NEW YORK – A federal judge has scheduled the sentencing of former NXIVM president Nancy Salzman for Aug. 2 while rejecting her bail modification request to be with her daughter for the birth of her first grandchild.
Salzman, who co-founded the cultlike personal growth company in Colonie with Keith Raniere in 1998, will be sentenced for her March 2019 guilty plea to one count of racketeering conspiracy in U.S. District Court in Brooklyn.
Her attorney, Robert A. Soloway, asked the judge for a later sentencing date, noting his plans to be on vacation and time needed to prepare.
Salzman, 66, of Halfmoon, known within NXIVM as “Prefect,” was the second-most powerful figure in the shadowy organization behind Raniere, the reputed cult leader and longtime Halfmoon resident known as “Vanguard.”
NXIVM and its Executive Success Programs (ESP) had locations in Los Angeles, the Pacific Northwest, Mexico, Canada and Florida, spreading the now-notorious teachings of Raniere, who portrayed himself as a deeply ethical and intellectually powerful being whose presence and energy could impact computers and affect the weather.
Salzman lived for decades in a large upscale home on Oregon Trail, a short drive to the Knox Woods townhouse complex where more than two dozen top members of NXIVM resided, including Raniere.

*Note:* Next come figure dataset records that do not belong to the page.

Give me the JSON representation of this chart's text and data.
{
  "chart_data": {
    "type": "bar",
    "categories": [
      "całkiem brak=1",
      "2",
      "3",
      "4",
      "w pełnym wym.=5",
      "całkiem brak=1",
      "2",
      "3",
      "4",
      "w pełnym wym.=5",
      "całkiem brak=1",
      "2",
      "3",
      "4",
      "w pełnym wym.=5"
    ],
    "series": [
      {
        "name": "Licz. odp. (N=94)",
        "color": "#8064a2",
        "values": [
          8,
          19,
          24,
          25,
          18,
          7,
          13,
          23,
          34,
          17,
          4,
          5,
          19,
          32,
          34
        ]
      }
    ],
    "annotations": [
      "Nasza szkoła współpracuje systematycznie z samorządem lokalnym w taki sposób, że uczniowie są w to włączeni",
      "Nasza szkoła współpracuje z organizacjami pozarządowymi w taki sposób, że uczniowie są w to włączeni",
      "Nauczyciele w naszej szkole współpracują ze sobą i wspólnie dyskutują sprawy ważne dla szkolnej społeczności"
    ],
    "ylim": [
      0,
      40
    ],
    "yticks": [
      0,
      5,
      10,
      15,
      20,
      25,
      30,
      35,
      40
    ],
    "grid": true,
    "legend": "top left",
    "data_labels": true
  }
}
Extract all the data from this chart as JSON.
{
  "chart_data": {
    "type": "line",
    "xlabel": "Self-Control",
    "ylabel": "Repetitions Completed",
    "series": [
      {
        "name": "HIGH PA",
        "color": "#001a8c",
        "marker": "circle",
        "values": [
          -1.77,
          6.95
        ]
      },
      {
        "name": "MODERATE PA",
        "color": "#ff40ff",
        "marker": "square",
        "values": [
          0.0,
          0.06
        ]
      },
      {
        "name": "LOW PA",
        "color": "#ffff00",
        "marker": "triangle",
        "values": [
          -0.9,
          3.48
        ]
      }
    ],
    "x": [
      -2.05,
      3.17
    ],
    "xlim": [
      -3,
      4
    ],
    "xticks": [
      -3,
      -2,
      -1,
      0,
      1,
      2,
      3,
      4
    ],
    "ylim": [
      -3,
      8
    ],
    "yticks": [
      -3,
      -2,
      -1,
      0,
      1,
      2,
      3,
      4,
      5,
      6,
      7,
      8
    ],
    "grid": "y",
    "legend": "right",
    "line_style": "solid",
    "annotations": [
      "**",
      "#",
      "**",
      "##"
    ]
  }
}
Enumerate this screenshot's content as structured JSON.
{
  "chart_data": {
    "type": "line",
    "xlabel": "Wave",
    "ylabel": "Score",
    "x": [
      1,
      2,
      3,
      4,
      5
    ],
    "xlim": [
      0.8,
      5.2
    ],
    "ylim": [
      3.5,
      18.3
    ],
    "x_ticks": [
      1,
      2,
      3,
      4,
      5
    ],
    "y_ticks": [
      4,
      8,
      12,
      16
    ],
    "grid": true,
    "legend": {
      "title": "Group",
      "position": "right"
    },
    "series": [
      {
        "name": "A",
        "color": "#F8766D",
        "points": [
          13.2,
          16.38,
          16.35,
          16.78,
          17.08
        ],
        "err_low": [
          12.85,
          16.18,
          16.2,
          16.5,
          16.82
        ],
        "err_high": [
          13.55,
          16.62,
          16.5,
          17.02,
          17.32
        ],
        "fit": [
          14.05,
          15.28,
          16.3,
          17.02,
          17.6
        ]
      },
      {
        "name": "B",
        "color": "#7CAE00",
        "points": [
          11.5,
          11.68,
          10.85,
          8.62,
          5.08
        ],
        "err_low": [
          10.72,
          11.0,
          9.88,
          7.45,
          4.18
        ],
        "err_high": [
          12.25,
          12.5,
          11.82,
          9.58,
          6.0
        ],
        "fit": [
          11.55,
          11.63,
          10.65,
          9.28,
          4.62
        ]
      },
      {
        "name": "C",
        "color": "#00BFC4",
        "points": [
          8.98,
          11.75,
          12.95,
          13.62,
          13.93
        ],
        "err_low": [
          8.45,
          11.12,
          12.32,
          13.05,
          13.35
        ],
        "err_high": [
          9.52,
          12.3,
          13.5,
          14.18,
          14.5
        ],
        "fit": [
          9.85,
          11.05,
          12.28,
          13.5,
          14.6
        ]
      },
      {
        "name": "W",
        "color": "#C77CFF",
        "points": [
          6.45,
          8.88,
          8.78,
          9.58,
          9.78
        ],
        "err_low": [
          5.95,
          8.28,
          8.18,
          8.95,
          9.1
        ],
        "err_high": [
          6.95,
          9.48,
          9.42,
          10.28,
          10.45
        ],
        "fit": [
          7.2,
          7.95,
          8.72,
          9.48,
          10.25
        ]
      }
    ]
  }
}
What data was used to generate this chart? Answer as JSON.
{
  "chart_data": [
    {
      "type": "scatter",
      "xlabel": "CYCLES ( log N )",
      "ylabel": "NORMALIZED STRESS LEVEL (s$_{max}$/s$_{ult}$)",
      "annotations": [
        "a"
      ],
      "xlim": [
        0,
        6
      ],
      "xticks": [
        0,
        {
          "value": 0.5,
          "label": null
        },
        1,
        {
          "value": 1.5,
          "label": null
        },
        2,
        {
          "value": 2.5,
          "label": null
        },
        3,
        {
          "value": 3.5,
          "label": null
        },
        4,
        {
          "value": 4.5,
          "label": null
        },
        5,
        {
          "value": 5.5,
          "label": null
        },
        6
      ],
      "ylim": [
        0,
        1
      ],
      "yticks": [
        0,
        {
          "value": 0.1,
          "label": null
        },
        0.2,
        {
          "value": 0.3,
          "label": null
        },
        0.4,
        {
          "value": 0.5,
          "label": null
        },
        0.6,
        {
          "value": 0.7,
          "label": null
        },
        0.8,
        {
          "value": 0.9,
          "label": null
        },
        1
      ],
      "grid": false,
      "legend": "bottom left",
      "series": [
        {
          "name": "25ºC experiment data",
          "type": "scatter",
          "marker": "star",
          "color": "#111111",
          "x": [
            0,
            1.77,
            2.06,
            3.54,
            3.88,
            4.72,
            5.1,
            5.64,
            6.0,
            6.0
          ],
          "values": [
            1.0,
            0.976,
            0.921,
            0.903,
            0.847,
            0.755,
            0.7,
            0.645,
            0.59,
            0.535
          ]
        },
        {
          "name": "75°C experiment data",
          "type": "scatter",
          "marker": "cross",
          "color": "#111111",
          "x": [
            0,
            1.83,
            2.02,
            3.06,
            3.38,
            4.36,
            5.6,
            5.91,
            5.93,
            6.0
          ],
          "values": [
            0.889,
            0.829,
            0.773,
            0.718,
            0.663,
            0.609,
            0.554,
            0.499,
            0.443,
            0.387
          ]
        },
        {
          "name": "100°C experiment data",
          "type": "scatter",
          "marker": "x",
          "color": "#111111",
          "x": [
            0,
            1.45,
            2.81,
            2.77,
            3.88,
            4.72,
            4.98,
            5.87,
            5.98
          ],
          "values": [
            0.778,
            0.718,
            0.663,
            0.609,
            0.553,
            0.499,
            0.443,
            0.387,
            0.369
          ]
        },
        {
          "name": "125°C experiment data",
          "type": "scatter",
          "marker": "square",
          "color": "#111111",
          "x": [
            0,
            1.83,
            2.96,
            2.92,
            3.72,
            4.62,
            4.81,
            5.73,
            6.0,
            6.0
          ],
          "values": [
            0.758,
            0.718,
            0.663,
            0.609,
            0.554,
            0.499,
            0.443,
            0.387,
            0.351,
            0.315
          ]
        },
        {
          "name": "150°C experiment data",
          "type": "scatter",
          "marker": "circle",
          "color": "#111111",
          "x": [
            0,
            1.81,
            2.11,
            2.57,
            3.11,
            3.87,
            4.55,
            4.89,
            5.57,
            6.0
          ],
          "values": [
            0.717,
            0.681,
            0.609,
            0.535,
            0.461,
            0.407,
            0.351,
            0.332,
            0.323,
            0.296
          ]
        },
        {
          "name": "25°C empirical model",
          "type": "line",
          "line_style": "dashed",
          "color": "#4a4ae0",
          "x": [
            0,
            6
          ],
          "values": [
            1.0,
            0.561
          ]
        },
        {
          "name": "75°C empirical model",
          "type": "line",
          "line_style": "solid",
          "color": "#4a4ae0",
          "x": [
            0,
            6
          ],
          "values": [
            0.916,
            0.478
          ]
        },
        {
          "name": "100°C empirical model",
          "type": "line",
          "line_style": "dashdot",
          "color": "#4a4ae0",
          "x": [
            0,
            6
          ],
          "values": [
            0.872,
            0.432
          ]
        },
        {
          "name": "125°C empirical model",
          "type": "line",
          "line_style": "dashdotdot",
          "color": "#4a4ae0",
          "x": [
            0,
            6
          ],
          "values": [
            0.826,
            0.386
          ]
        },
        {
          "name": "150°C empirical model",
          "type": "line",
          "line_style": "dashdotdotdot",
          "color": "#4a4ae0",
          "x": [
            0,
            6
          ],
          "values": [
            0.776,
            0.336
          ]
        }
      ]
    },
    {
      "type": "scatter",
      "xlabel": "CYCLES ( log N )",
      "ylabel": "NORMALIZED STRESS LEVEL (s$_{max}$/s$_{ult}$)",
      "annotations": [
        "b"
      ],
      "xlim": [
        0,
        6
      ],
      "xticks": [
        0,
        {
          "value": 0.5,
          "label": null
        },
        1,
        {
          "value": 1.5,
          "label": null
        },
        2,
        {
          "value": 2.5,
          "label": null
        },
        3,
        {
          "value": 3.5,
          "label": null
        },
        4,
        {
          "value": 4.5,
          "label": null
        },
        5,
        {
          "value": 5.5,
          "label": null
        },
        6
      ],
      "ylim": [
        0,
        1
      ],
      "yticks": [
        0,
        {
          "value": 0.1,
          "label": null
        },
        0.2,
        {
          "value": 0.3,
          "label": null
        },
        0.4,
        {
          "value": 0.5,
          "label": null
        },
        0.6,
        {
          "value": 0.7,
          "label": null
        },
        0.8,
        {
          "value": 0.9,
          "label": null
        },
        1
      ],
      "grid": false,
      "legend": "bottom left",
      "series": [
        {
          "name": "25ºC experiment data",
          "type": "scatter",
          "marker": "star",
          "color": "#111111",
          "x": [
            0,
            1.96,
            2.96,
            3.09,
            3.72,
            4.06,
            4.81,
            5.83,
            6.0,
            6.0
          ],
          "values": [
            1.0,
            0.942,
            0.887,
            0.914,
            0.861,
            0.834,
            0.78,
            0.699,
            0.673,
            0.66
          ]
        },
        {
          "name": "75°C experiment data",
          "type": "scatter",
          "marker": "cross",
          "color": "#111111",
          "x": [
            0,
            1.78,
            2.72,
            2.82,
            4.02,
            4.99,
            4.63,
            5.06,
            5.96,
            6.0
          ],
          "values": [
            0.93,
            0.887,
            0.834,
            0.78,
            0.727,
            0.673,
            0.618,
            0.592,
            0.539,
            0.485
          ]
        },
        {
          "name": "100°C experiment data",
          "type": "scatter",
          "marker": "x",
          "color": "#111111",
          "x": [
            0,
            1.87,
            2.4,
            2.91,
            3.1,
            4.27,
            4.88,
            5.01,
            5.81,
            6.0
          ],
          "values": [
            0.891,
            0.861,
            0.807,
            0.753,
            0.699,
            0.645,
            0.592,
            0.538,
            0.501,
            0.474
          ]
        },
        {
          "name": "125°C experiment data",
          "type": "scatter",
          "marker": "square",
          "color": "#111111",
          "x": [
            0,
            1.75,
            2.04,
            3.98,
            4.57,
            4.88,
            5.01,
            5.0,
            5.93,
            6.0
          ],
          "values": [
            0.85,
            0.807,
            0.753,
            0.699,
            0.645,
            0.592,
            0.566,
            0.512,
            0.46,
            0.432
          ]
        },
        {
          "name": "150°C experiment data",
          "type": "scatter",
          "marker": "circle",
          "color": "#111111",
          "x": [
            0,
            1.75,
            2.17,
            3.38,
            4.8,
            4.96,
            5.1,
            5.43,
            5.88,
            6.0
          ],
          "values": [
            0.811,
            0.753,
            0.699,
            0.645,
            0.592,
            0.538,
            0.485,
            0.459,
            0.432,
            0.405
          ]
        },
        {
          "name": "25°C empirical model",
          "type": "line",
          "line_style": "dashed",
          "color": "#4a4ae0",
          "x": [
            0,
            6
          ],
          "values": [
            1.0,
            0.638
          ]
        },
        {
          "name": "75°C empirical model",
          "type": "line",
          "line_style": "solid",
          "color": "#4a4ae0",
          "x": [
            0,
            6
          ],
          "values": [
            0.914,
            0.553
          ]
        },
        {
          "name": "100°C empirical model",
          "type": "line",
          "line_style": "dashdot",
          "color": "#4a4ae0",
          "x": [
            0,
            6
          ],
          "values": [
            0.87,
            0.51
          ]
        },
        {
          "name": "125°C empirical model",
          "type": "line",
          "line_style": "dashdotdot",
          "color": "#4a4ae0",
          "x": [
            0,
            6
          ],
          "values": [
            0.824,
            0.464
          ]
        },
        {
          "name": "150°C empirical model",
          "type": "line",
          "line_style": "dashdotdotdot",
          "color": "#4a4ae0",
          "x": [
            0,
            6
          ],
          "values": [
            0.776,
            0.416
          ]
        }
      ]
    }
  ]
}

In her guilty plea to racketeering conspiracy, Salzman admitted to underlying acts that included conspiring to commit identity theft to get the names and passwords of email accounts of perceived “enemies” of NXIVM. The names of the company's so-called enemies were kept in boxes in Salzman’s basement that were seized by federal investigators, along with more than $515,000. The basement was decorated with several photos of Raniere.
Salzman also admitted to conspiring to alter records for use in an official proceeding, which was a lawsuit against cult expert Rick Ross.
"I am pleading guilty because I am, in fact, guilty," Salzman told Senior U.S. Judge Nicholas Garaufis on March 13, 2019.
"It has taken me some time and some soul searching to come to this place," she told the judge. "When I began working with NXIVM, I believed that we would be helping people. I still believe that some of what we did was good. The problem began when I compromised my principles and did things which I knew or should have known were wrong. I justified them to myself by saying that what we were doing was for the greater good. Now, having had time to step back from the community I was immersed in for nearly 20 years, I accept that some of things I did were not just wrong but criminal."
Salzman was charged in 2018 in a case that also included Raniere; NXIVM operations director Clare Bronfman, the Seagram's fortune heiress; television actress Allison Mack; NXIVM bookkeeper Kathy Russell; and Salzman's daughter, Lauren Salzman, a high-ranking member of the organization.
All the defendants pleaded guilty except Raniere, 60, who went to trial and was convicted in June 2019 of all charges, including sex trafficking, forced labor conspiracy and racketeering counts with underlying acts of possessing child pornography, extortion and identity theft.
The judge sentenced Raniere last October to 120 years in prison, which Raniere is serving in Tucson. Ariz. Bronfman, who pleaded guilty to conspiracy to conceal and harbor illegal aliens for financial gain, and fraudulent use of identification, was previously sentenced to nearly seven years in prison. On June 30, the judge sentenced Mack, an ex-member of Raniere's "master/slave" group Dominus Obsequious Sororium (DOS) and who cooperated with prosecutors, to three years in prison for racketeering and racketeering conspiracy.
Lauren Salzman, who pleaded guilty to racketeering and racketeering conspiracy, is scheduled to be sentenced July 28. She could receive major leniency as she was the star witness for prosecutors at Raniere's trial.
Nancy Salzman's other daughter, Michelle Salzman, is expected to soon give birth to a child, according to a recent letter to the judge from Nancy Salzman's attorney.
Soloway asked Garaufis if Salzman, who is on home confinement, could accompany her daughter to a local hospital for the baby's birth and delivery, "including staying overnight with her daughter as desired during the infancy of the child so as to help her daughter and son-in-law, and to bond with her first grandchild."
Garaufis rejected the request, court papers show.